Для мхов начинается время ожидания. Может, роса вернется в считаные дни, а может, им придется терпеть, высыхая, несколько месяцев. Принимать всё как должное — вот способ их существования. Они добывают свободу через боль, сопутствующую переменам, полностью сдаваясь на милость дождя.

Я потратила кучу времени на ожидание, затаила дыхание до тех пор, пока обстоятельства не переменились, устремляясь на запах дождя. Помню, как я ждала — казалось, целую вечность, — пока не стану достаточно большой, чтобы ездить на школьном автобусе, а потом стала ждать этот самый автобус, топая ногами от пронизывающего холода. Как я ждала появления детей — девять месяцев, таких прекрасных, на каждого, — а потом ждала, пока они не закончат свою игру в баскетбол в школьном спортзале, нетерпеливо постукивая пальцами по рулю. Теперь я жду, когда приземлится самолет Линден, приезжающей из колледжа, жду, когда я смогу взять ее под руку, пока мы вместе ждем у постели моего дедушки.

Как же выглядит ожидание у мхов, сморщенных, спеченных — летом, на коре дуба? Они сворачиваются, как бы замыкаясь в своих сновидениях.
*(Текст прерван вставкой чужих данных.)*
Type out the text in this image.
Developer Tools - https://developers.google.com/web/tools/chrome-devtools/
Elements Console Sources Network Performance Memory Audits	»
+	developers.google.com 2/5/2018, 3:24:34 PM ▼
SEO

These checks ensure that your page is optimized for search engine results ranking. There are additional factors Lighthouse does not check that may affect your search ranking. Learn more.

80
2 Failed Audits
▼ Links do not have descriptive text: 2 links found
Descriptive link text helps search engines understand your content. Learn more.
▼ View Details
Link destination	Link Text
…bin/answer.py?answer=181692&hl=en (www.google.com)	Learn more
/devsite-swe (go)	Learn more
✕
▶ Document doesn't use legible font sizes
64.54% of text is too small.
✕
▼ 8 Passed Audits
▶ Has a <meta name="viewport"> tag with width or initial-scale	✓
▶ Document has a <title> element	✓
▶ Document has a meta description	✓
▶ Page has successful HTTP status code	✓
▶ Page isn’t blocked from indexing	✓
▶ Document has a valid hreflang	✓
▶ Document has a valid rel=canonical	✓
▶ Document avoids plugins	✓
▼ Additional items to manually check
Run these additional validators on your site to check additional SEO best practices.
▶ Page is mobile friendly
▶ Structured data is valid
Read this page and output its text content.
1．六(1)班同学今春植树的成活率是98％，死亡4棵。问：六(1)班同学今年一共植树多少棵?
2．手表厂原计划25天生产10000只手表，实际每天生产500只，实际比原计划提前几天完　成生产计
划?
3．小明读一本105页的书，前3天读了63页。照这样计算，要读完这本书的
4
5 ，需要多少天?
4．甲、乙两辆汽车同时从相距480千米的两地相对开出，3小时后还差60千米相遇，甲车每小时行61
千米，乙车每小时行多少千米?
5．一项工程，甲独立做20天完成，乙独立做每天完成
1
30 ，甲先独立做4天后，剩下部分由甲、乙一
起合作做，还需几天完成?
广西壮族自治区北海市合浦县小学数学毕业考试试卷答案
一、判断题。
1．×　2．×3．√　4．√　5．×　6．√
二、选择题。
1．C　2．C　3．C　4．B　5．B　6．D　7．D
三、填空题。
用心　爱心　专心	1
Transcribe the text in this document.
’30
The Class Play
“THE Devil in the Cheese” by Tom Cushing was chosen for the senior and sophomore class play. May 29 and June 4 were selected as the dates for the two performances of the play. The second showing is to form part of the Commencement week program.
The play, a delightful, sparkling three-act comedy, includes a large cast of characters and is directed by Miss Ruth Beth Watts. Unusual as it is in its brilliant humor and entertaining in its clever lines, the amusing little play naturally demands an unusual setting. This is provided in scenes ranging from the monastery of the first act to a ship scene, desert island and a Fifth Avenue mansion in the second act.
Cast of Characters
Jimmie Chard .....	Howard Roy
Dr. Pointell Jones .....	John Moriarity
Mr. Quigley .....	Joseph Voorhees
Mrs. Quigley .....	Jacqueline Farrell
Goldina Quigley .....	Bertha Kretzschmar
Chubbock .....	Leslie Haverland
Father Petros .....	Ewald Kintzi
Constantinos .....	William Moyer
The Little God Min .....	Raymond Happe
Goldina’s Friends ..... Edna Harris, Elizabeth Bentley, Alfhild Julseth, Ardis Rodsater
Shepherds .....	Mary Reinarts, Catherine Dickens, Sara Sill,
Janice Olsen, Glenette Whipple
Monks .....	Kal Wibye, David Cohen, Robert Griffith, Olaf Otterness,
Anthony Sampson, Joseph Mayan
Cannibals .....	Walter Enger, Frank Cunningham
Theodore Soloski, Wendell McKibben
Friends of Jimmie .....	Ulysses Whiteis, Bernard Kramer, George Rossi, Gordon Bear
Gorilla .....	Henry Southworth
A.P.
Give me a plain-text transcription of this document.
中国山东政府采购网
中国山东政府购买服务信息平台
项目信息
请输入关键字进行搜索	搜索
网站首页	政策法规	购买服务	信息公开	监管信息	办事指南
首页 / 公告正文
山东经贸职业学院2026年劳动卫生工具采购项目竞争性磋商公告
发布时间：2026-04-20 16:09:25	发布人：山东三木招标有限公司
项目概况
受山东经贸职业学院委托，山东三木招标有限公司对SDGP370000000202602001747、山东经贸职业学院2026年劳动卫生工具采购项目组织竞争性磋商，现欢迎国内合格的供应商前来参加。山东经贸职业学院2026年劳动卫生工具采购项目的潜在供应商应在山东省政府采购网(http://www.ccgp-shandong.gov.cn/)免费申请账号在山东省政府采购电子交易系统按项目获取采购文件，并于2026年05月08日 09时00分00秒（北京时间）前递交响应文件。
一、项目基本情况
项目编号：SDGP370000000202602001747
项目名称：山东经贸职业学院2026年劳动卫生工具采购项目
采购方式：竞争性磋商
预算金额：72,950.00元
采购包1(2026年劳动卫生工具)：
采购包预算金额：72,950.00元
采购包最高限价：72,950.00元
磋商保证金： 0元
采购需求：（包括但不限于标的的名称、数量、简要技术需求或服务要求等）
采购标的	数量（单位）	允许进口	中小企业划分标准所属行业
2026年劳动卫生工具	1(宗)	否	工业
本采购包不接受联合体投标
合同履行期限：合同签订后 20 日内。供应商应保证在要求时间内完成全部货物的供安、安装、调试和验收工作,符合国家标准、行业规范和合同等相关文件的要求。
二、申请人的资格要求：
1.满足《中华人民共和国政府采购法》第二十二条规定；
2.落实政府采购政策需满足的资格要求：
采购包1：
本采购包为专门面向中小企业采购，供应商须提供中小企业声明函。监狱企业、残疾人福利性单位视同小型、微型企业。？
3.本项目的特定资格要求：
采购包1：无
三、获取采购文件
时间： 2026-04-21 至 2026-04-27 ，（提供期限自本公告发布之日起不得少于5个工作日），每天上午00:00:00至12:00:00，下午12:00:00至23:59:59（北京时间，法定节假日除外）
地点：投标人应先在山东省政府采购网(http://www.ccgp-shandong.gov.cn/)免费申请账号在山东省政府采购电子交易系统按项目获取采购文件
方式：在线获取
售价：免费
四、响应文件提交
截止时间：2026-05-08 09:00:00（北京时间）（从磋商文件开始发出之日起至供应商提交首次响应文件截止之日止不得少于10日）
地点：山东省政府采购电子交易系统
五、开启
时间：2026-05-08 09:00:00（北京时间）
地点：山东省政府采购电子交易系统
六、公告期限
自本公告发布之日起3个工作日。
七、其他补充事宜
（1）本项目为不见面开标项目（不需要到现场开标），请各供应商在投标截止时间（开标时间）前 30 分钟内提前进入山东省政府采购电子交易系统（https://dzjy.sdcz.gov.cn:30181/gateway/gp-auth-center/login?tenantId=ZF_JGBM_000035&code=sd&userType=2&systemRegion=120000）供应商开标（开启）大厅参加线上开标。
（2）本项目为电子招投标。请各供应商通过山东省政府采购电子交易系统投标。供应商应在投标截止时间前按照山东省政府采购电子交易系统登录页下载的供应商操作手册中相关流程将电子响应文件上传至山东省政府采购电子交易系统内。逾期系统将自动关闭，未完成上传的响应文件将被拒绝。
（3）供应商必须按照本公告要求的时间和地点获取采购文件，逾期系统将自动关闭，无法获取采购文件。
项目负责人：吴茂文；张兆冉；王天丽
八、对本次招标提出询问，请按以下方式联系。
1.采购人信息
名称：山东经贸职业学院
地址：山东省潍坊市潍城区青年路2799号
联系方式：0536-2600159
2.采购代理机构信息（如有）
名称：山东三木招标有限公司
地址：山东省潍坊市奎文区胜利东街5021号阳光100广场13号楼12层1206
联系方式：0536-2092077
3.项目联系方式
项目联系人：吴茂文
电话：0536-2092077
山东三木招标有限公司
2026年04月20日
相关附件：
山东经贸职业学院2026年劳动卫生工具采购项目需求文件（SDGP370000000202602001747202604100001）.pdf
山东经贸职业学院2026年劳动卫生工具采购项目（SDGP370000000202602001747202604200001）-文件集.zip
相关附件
И если мхи видят сны, подозреваю, что это сны о дожде.

Мхам необходимо обилие влаги, чтобы заработала алхимия фотосинтеза. Тонкий слой воды на поверхности мха позволяет двуокиси углерода проникнуть в толщу листа и раствориться там, запустив процесс превращения света и воздуха в сахар. Без воды мох неспособен к росту, ведь у него нет корней, и он не может пополнять запас воды, черпая ее из почвы: его выживание целиком зависит от дождей. Поэтому мхи водятся прежде всего в местах, где постоянно царит сырость — например, там, куда достают брызги водопада, или на камнях, заливаемых талой водой.

Но мхи встречаются и в местах, где бывает засуха — на камнях, сжигаемых полуденным солнцем, на песчаных дюнах, даже в пустыне. Ветки дерева могут напоминать пустыню летом и полноводную реку весной. Выжить могут только растения, хорошо переносящие такой перепад. На коре орегонского дуба круглый год виднеются космы Dendroalsia abietinum. Dendroalsia в переводе с латыни означает что-то вроде «спутник деревьев». Как и некоторые другие виды, прекрасная Dendroalsia приспособлена к резкими изменениям во влажности благодаря серии трансформаций, известных как пойкилогидрия. Ее жизнь связана с приходом и уходом воды. Пойкилогидридные растения интересны тем, что содержание воды в них меняется вслед за содержанием воды в окружающей среде. Если влаги много, мох впитывает ее, начинается бурный рост. Когда наступает засушливая погода, мох высыхает, иногда полностью.

Такое резкое высыхание может стать убийственным для некоторых растений, которым важно более или менее постоянное содержание воды. Корни, сосудистая система и сложные механизмы накопления воды позволяют им сопротивляться высыханию и сохранять активность. Высшие растения тратят много усилий на предотвращение потери воды. Но когда ее нехватка становится острой, даже эти механизмы не срабатывают как надо, растения чахнут и погибают, вроде трав на моем подоконнике, когда я уезжаю в отпуск. Но большинство мхов не боятся смерти от высыхания: для них оно — всего лишь временное прекращение жизни. Мох может потерять до девяноста восьми процентов влаги и всё же выжить, а потом восстановиться, когда вновь получит воду. Даже сухие мхи, сорок лет пролежавшие в кабинете с образцами растений, становятся свежими и полными сил, если опустить их в чашку Петри, наполненную водой. Мох привычен к изменениям, его судьба зависит от капризов дождей. Он съеживается, сжимается и начинает терпеливо закладывать основы будущего возрождения. Он вселяет в меня веру.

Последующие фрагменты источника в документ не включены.